Joining Global Discussions on Data Sharing

In OBI’s goal to improve brain health, research data are one of the basic building blocks.  Data are assets that hold value because they can be shared, analysed, and reused in different ways to support new discoveries and reduce the loss of resources. One opportunity to reuse data and uncover new insights is the linking of routinely collected population and healthcare data, or ‘broad’ data, with ‘deep’ research data (e.g., imaging, genetics, etc.).  To harness data’s full potential, OBI has developed several initiatives including an informatics platform, an international workshop, and internships to address linking and sharing data in new ways.

OBI aims to directly address data sharing through the development of an analytics platform: the Brain Centre for Ontario Data Exploration (Brain-CODE). OBI-funded research programs are structured to allow for the collection of comprehensive, standardized data across various conditions. Researchers in the programs input their data into Brain-CODE, which has the capability to link their deep data to broad data held in other databases. This will allow researchers and clinicians to be able to ask new kinds of research questions and develop a more complete understanding of patients’ characteristics that can be used to build a roadmap towards better treatment options and outcomes for people with shared traits, or patient groups.

Last September, OBI took part in global discussions on data sharing by jointly hosting an international workshop with the Organisation for Economic Co-operation and Development (OECD) and the Institute of Health Policy Management and Evaluation (IHPME) in Toronto. The workshop brought together over 60 local, national, and international leaders who shared their perspectives on how big data can be used to tackle the growing challenge of dementia. As a workshop outcome, a set of papers on the development and use of data were published. These papers offer new insight into the opportunities and challenges associated with the use of both deep and broad data for researchers, clinicians, patient advocacy groups, government, and the public.

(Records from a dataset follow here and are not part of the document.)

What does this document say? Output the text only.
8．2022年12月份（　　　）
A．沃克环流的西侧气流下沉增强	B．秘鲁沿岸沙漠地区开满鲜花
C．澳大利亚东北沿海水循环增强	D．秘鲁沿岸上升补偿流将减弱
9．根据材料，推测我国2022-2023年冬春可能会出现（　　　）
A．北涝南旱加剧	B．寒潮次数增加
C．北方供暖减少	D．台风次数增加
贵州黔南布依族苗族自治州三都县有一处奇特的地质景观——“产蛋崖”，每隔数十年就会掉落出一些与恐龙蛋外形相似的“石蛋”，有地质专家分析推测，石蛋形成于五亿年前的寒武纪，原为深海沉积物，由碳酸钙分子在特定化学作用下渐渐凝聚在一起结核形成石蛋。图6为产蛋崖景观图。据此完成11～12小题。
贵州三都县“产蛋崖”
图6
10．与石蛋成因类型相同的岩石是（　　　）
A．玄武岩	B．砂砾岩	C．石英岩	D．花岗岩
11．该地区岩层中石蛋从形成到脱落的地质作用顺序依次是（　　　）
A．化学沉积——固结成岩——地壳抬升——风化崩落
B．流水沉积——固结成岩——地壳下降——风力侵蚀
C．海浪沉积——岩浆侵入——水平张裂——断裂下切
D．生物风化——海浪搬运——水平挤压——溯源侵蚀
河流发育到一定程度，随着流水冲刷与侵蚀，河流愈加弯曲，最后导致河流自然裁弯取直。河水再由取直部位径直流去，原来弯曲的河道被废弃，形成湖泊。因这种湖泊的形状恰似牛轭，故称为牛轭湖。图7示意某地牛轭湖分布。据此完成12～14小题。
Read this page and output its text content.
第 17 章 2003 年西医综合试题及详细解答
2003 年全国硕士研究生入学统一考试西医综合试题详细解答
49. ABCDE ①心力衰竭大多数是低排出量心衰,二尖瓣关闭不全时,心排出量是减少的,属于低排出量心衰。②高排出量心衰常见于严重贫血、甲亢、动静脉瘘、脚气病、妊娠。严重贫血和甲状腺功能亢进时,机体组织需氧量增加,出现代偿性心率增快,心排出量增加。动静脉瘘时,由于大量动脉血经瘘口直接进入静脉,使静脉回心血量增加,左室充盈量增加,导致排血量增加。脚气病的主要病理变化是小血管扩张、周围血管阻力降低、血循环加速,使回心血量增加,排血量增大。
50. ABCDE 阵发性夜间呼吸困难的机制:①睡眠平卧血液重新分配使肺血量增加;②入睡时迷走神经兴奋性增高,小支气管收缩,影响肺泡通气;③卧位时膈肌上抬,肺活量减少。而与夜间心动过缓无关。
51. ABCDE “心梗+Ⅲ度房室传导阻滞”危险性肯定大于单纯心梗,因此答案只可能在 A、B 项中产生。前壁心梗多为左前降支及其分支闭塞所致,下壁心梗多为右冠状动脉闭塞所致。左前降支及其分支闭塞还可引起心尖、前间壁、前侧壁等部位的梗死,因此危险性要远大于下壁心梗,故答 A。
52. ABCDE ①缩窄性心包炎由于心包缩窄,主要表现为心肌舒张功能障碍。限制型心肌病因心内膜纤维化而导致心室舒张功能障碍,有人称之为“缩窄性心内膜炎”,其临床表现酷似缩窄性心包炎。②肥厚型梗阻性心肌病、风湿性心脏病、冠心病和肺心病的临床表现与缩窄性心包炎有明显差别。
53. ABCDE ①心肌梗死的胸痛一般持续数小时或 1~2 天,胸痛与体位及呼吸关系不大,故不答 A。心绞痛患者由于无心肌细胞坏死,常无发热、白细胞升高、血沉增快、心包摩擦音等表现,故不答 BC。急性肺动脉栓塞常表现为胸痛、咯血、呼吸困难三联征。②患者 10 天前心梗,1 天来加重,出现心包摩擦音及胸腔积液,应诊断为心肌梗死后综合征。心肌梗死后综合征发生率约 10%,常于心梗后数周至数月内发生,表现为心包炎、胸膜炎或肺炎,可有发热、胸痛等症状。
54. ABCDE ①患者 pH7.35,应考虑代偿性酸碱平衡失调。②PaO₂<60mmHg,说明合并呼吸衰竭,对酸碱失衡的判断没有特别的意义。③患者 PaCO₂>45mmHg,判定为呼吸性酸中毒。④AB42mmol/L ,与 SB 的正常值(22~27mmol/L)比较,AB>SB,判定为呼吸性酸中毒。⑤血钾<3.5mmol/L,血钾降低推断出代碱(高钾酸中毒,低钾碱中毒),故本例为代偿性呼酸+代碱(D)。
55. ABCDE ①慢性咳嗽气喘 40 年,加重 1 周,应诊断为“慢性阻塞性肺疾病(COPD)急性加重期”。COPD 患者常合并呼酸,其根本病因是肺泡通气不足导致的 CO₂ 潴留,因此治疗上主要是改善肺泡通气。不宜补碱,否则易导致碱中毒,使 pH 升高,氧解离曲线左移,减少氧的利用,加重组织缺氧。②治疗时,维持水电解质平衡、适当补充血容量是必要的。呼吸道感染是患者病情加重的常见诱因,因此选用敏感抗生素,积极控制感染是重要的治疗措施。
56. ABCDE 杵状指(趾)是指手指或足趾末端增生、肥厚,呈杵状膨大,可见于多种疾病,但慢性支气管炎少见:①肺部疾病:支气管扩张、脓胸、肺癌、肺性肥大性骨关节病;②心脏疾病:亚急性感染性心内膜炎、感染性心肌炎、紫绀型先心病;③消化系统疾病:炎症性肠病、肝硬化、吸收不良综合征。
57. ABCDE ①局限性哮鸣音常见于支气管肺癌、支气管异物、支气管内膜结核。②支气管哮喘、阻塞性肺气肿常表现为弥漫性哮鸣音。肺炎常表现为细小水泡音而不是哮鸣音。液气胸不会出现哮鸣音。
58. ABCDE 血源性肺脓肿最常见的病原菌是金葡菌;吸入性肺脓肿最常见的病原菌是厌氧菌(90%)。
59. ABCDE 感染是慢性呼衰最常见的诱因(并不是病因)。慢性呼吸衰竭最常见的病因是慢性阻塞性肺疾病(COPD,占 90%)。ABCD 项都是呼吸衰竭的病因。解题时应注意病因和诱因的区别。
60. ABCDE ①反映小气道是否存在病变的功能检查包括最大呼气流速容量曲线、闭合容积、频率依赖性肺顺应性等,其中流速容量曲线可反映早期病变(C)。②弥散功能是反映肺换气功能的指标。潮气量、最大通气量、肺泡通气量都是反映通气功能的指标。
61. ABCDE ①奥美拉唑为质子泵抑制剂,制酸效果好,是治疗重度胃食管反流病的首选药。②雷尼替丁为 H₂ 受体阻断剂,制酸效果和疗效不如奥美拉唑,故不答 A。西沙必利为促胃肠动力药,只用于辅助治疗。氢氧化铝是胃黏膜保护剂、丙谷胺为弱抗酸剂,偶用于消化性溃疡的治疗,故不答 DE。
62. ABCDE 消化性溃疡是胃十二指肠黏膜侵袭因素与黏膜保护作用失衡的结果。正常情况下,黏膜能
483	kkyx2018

While focusing on data sharing and management, it is vital to ensure patient privacy and data security. In fact, a theme brought up at the workshop and in the published proceedings is the need to put patient concerns at the centre of activities and organizations that collect data. Putting patients at the centre of clinical research means that privacy and security need to be embedded into the design specifications of informatics platforms that process and store patient health information. Since 2012, OBI has been working with Ontario’s Information and Privacy Commission to make sure that Brain-CODE is being developed to the highest standards. By demonstrating excellence in privacy through its approach to designing this platform, OBI was granted “Privacy by Design Ambassador” status by the Information and Privacy Commissioner of Ontario.

Communicating about the uses of and safeguards surrounding research data can be challenging but being clear is essential to public trust. To achieve this, researchers, advocacy groups, and government will work together to develop policies that promote collaborative and integrated approaches to research and data sharing. In so doing, there are two major benefits: risk can be minimized; and the greater value of using data properly is demonstrated.

Awareness of brain disorders is growing, neuroscience research is in the global spotlight, and the brightest minds in science, medicine, business, and policy are turning their attention towards this problem. OBI’s integrated approach to brain research includes linking deep and broad data through informatics platforms like Brain-CODE, ensuring patient security and privacy, and collaborating internationally so that the maximum value of research is achieved to assist people living with brain disorders.